Scalable Kernel-Based Distances for Statistical Inference and Integration

New 'kernel quantile discrepancies' offer a competitive alternative to the widely-used MMD for comparing probability distributions.

Deep Dive

A new PhD thesis by Masha Naslidnyk, titled 'Scalable Kernel-Based Distances for Statistical Inference and Integration,' makes significant contributions to the mathematical tools used for comparing probability distributions in machine learning and statistics. The work focuses on kernel-based distances, particularly the widely-used Maximum Mean Discrepancy (MMD), which is favored for its computational tractability in tasks like two-sample testing and generative model evaluation. The thesis is structured in two parts: the first part delivers improved estimators for MMD in simulation-based inference and conditional expectation estimation, while the second part introduces a novel family of distances designed to overcome MMD's inherent limitations.

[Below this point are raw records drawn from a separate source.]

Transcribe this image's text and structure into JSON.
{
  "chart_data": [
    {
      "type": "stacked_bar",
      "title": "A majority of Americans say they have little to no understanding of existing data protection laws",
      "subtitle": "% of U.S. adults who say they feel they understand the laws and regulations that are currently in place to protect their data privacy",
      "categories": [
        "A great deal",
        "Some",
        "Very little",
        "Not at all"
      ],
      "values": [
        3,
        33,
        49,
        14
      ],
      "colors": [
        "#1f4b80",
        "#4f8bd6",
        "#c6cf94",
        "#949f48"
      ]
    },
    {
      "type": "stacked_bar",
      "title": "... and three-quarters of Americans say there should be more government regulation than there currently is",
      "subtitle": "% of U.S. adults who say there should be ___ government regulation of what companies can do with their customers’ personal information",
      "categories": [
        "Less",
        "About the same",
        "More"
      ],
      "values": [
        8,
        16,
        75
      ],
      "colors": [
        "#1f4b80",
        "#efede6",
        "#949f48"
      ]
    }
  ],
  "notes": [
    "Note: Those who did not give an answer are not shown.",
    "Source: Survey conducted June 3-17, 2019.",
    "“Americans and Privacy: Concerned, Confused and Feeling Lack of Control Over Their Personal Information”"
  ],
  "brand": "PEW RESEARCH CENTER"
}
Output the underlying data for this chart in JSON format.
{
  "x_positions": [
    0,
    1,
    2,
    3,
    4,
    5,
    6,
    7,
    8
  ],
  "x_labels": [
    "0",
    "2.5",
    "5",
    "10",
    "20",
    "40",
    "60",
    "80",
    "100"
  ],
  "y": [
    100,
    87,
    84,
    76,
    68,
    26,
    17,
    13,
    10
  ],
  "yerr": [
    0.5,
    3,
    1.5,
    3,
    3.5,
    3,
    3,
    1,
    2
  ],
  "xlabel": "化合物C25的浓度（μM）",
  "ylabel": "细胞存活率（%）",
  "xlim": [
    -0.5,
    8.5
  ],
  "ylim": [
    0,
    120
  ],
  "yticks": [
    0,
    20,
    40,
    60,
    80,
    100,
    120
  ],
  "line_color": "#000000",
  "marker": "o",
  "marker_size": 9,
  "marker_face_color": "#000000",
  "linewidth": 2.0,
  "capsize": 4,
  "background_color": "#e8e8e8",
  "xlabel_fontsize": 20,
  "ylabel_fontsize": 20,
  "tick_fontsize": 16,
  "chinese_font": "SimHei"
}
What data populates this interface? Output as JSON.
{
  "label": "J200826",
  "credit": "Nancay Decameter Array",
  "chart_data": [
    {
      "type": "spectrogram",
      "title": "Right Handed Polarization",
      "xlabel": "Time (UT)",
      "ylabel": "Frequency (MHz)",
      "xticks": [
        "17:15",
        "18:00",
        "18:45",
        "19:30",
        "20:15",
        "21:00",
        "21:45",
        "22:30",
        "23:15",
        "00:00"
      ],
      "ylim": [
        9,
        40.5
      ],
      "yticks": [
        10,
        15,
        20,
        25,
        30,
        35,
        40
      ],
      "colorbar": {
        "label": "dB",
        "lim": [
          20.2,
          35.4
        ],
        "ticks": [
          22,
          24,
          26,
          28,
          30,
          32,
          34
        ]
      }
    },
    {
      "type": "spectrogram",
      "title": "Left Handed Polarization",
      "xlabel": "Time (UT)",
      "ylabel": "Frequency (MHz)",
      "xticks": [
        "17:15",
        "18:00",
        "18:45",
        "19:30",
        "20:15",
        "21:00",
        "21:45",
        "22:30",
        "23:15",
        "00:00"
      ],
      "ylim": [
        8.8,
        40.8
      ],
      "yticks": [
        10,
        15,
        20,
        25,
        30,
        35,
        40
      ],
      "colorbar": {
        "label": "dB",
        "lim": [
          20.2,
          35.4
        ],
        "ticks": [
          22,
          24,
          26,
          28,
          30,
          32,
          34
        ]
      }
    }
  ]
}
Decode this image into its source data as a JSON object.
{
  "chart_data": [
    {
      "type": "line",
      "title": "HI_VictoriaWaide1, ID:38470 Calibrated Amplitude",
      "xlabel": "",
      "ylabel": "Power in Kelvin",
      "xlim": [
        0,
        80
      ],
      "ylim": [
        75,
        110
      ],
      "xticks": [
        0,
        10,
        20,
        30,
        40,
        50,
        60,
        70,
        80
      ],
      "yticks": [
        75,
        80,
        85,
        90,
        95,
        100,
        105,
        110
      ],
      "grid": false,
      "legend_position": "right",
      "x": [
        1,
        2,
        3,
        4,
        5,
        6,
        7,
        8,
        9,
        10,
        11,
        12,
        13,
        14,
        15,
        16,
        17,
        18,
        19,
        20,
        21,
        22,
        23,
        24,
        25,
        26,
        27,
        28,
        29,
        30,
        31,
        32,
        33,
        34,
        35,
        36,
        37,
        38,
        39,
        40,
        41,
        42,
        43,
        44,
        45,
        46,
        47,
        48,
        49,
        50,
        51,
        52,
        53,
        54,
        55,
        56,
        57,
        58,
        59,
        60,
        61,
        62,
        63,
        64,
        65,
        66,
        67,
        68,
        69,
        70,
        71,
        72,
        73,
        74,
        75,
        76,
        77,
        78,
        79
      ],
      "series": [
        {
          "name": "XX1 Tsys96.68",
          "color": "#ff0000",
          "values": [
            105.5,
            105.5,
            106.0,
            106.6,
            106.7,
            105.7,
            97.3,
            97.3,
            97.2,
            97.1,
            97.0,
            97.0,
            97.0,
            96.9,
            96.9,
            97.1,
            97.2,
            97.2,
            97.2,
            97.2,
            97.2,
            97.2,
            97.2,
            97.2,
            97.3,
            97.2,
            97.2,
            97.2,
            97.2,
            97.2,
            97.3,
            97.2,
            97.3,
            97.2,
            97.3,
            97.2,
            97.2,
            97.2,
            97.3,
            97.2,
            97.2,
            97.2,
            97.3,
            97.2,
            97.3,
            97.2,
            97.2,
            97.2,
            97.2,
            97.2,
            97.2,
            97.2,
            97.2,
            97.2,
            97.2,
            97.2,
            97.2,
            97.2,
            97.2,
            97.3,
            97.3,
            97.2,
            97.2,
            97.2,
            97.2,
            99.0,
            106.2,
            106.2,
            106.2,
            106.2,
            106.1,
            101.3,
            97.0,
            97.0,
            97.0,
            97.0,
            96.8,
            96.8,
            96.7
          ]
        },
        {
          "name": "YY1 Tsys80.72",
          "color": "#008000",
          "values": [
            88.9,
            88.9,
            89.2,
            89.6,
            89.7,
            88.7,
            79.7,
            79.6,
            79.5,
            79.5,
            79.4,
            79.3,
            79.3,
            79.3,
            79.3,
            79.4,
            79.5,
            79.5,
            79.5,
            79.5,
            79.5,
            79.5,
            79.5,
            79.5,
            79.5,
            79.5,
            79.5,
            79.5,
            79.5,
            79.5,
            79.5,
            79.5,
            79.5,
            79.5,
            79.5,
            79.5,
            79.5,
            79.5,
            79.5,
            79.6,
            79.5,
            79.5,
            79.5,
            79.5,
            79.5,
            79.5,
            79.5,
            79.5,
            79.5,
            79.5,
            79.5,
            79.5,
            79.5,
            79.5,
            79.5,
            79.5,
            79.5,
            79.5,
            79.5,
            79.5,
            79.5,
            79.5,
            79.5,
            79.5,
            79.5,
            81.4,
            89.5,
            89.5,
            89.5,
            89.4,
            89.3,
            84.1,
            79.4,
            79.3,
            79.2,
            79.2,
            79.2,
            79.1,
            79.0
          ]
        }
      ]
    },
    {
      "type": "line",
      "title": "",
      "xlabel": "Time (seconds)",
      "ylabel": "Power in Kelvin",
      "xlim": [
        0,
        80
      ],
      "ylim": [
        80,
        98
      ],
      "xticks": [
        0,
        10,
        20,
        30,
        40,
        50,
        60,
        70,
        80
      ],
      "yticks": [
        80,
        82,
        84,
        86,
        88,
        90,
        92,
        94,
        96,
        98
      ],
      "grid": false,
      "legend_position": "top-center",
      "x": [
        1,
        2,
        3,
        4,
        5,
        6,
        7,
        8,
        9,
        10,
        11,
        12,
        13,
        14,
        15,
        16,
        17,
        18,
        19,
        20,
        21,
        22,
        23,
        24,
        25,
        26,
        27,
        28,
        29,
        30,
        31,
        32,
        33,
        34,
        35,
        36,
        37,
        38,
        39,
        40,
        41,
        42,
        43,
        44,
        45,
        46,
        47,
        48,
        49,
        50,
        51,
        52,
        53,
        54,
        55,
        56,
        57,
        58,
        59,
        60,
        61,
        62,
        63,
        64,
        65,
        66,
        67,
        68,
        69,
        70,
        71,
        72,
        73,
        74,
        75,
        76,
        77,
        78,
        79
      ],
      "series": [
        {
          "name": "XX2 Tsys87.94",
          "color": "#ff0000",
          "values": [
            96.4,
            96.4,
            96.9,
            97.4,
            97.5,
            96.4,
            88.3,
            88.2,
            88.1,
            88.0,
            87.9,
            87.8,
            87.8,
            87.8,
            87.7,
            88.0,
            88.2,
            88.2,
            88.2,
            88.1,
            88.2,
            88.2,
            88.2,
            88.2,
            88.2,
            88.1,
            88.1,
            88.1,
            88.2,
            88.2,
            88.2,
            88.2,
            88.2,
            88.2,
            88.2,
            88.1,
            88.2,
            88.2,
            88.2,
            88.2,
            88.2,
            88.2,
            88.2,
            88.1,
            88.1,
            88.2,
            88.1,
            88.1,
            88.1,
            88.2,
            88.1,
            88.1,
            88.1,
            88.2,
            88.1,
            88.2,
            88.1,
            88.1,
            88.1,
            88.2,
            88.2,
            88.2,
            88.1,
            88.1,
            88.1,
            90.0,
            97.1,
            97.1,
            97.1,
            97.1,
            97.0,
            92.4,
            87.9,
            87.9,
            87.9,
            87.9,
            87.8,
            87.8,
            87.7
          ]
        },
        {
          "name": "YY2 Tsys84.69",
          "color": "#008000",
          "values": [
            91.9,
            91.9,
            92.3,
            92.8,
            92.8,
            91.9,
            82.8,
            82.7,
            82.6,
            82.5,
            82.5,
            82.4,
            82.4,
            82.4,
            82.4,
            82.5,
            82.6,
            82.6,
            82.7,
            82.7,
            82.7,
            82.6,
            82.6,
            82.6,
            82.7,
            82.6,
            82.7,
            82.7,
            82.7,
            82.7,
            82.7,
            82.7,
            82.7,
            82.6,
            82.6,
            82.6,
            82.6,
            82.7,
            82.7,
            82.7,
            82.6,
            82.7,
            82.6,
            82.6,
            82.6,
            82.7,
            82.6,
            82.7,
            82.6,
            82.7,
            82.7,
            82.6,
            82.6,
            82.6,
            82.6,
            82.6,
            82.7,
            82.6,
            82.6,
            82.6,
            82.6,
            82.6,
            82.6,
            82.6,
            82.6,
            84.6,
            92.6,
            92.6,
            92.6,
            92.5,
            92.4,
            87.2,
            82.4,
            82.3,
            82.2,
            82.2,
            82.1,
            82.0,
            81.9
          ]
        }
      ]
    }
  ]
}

The core technical innovation is the introduction of 'kernel quantile discrepancies' (KQDs), a new class of distances that move beyond comparing only the mean embeddings of distributions, as MMD does. Through both theoretical analysis and empirical study, Naslidnyk demonstrates that these KQDs offer a competitive and often superior alternative to MMD and its fast approximations. This advancement addresses key pitfalls in distribution comparison, potentially leading to more robust statistical inference, better-calibrated models, and more efficient integration methods. The work provides a rigorous foundation for practitioners to choose and implement distances that encode specific desired properties like robustness or smoothness in their machine learning pipelines.

Key Points
  • Introduces 'kernel quantile discrepancies' (KQDs), a new family of distances that compete with the standard Maximum Mean Discrepancy (MMD).
  • Provides improved, theoretically-sound estimators for MMD to enhance simulation-based inference and conditional expectation calculations.
  • Demonstrates through theory and experiments that the new methods address known pitfalls of MMD for tasks like statistical integration and calibration.

Why It Matters

Provides better mathematical tools for comparing data distributions, which is foundational for evaluating AI models, robust statistical testing, and simulation.